While Bose had stopped manufacturing and selling audio tape recorders and players sometime between 1996 and 1997, Bose continued to repair these items, some of which were still under warranty. Bose’s General Counsel, who signed the renewal application, believed that the WAVE mark still was in use in commerce in connection with audio tape recorders and players because, in the process of repairs, the product was being transported back to customers. The Trademark Trial and Appeal Board (“Board”) found General Counsel’s belief not to be reasonable, and that his statement of continuing use in commerce was fraudulently made. As a consequence, the Board cancelled Bose’s WAVE registration in its entirety.
On appeal, the Federal Circuit stated that there is a material legal distinction between a false representation and a fraudulent one, “the latter involving an intent to deceive, whereas the former may be occasioned by a misunderstanding, a mere negligent omission or the like.” The Federal Circuit further stated that for intent to deceive to be shown, the “deception must be willful to constitute fraud.” This willful intent to deceive cannot be predicated upon proof of simple negligence or even gross negligence. “Subjective intent to deceive, however difficult it may be to prove, is an indispensable element in the [fraud] analysis.” “[S]uch intent can be inferred from indirect and circumstantial evidence. But such evidence must still be clear and convincing, and inferences drawn from lesser evidence cannot satisfy the deceptive intent requirement.”
The Federal Circuit’s decision in In re Bose thus overrules the Board’s holding in Medinol v. Neuro Vasx, Inc., 67 USPQ2d 1205 (TTAB 2003) and its progeny that a finding of fraud can be supported by a false declaration of trademark use wherein the declarant “should have known” the true facts. The Federal Circuit stated that “[b]y equating ‘should have known’ of the falsity with a subjective intent [to deceive], the Board erroneously lowered the fraud standard to a simple negligence standard.”
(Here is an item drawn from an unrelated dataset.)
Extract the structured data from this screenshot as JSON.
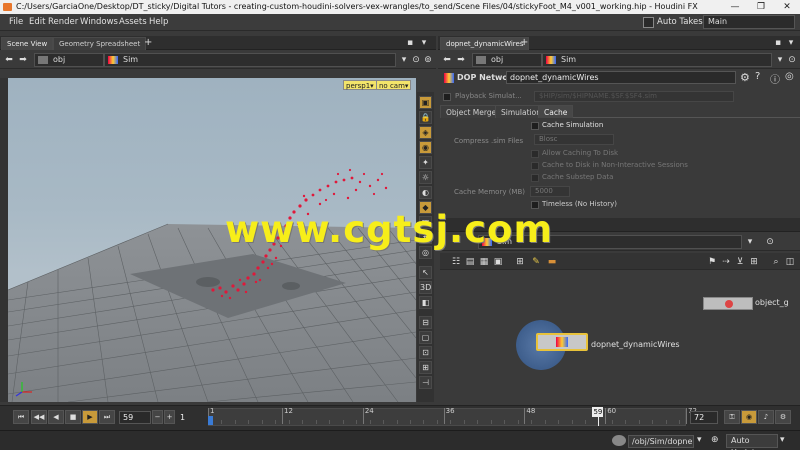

In the end, the apparent belief of Bose’s General Counsel that repairing damaged, previously-sold WAVE tape recorders and players, and returning the repaired goods to customers, met the “use in commerce” requirement for renewal may have resulted in a materially false representation being made to the PTO, but it was not fraudulent. To the contrary, the Federal Circuit stated that “[t]here is no fraud if a false misrepresentation is occasioned by an honest misunderstanding or inadvertence without a willful intent to deceive. … Unless the challenger can point to evidence of an inference of deceptive intent, it has failed to satisfy the clear and convincing evidence standard required to establish a fraud claim.” The Federal Circuit remanded the case “for appropriate proceedings,” which it suggested would include restricting the WAVE registration by deleting those goods with which the mark is no longer in use.
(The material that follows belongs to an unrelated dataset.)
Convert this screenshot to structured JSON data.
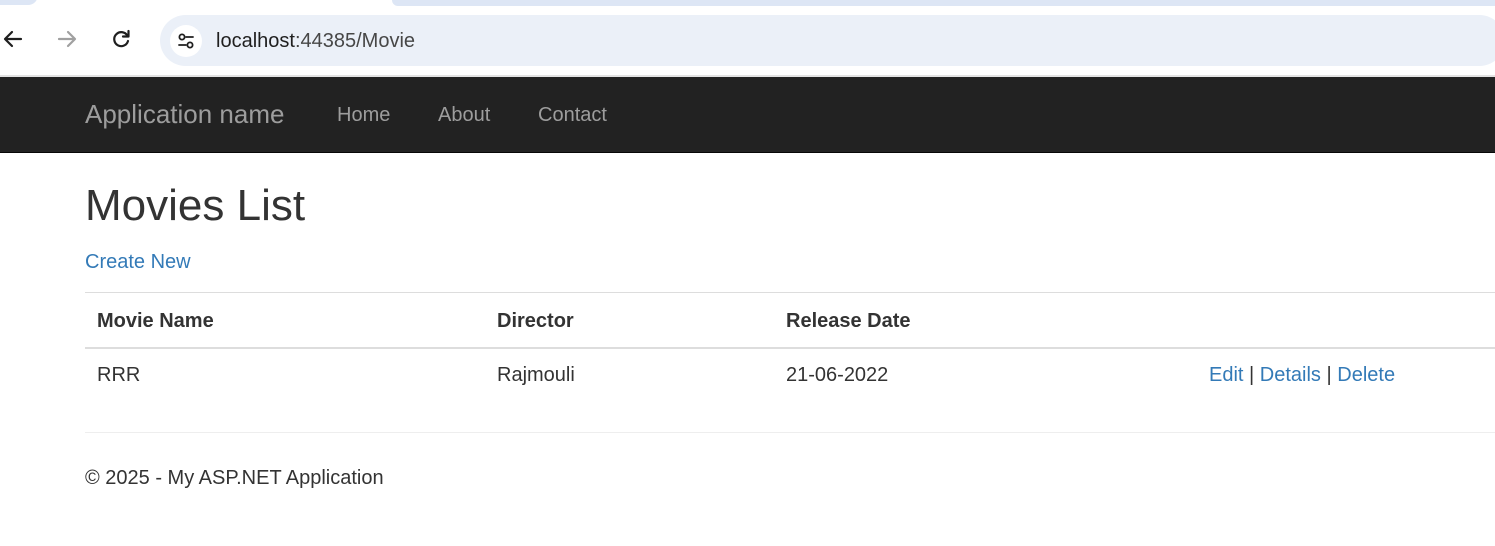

In future cases, the Board’s regular practice of sustaining fraud claims (and thus canceling entire registrations or classes of goods/services in registrations) on summary judgment based upon an “objective standard” for proof of intent to deceive likely will be a thing of the past. Indeed, it will be more difficult to successfully challenge a use-based application or issued registration on grounds of fraud unless proof of willful subjective intent to deceive can be shown. While such intent can be inferred from indirect and circumstantial evidence, it cannot be the result of an honest misunderstanding or inadvertence.